Tully se sentó a su lado y se puso a enredar con el cinturón de seguridad mientras miraba a los pasajeros que iban entrando en el avión. Parecía que el vuelo no iba a llenarse. Si nadie ocupaba el asiento del pasillo, tendrían más oportunidades para hablar. ¡Genial!
Gwen sabía que no era extraño que dos personas que acababan de pasar por una crisis se sintieran atraídas de un modo que habrían considerado impensable en circunstancias normales. Y la agresión que había sufrido el día anterior podía, ciertamente, considerarse una crisis. Eso era -saltaba a la vista- lo que había pasado.
Las azafatas iniciaron el protocolo previo al despegue. Tully las observaba como si estuviera cautivado y nunca antes se hubiera subido a un avión, lo cual indicaba obviamente que él también se sentía violento. Gwen deseó de pronto haber comprado un libro de bolsillo en la librería del aeropuerto. A ese paso, el vuelo de una hora se le haría eterno.

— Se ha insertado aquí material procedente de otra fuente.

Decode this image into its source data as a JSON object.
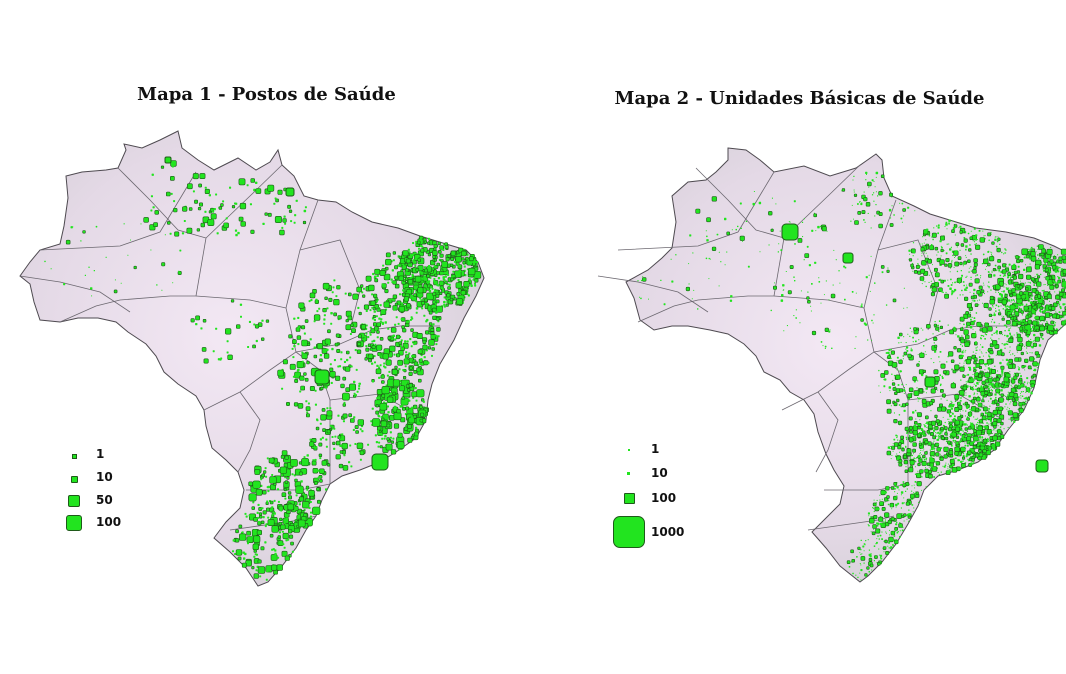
{
  "maps": [
    {
      "id": "map1",
      "title": "Mapa 1 - Postos de Saúde",
      "legend": [
        {
          "label": "1"
        },
        {
          "label": "10"
        },
        {
          "label": "50"
        },
        {
          "label": "100"
        }
      ]
    },
    {
      "id": "map2",
      "title": "Mapa 2 - Unidades Básicas de Saúde",
      "legend": [
        {
          "label": "1"
        },
        {
          "label": "10"
        },
        {
          "label": "100"
        },
        {
          "label": "1000"
        }
      ]
    }
  ],
  "colors": {
    "symbol_fill": "#22e41f",
    "symbol_stroke": "#1f5a1a",
    "land": "#e6dce8",
    "border": "#5a5a5a"
  }
}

Una vez estuvieron en el aire, Tully sacó su maletín de debajo del asiento. Se lo puso sobre las rodillas y de repente pareció más cómodo, como si, al adoptar aquella pose profesional, se recubriera con un manto de seguridad.
– Hablé con O'Dell -dijo mientras hojeaba un montoncillo desordenado de papeles y apartaba bolígrafos, una agenda y un cúmulo de clips.
Gwen se preguntó de inmediato si alguna vez usaba la agenda. Luego se sorprendió preguntándose qué pensaría Maggie cuando se enterara de lo de la noche anterior y supiera que había quebrantado su norma de oro: jamás liarse con un compañero de trabajo. Pero en realidad no había pasado nada. No habían tenido tiempo de… en fin, de liarse.
Tully sacó varias copias de unas fotografías de la escena del crimen y comenzó a señalar similitudes.
– O'Dell dice que ese fotógrafo, el que le vendió las fotos de Ginny Brier al Enquirer, tiene fotos de los chicos del reverendo Everett agrediendo a varias mujeres ayer, en el Boston Common.
– ¿Estás de broma? ¿Ayer? -Tully había conseguido captar su atención-. ¿Y cómo es que estaba en Boston ese tipo?
– Al parecer oyó de pasada algo sobre un ritual de iniciación cuando estaba haciendo fotos en el mitin de Washington. O'Dell dice que la víctima de anoche es una de las mujeres de las fotografías, y que será fácil identificar a los chicos. Varios de ellos aparecen con Everett en las fotos de la concentración de Washington, así que ya tenemos una conexión.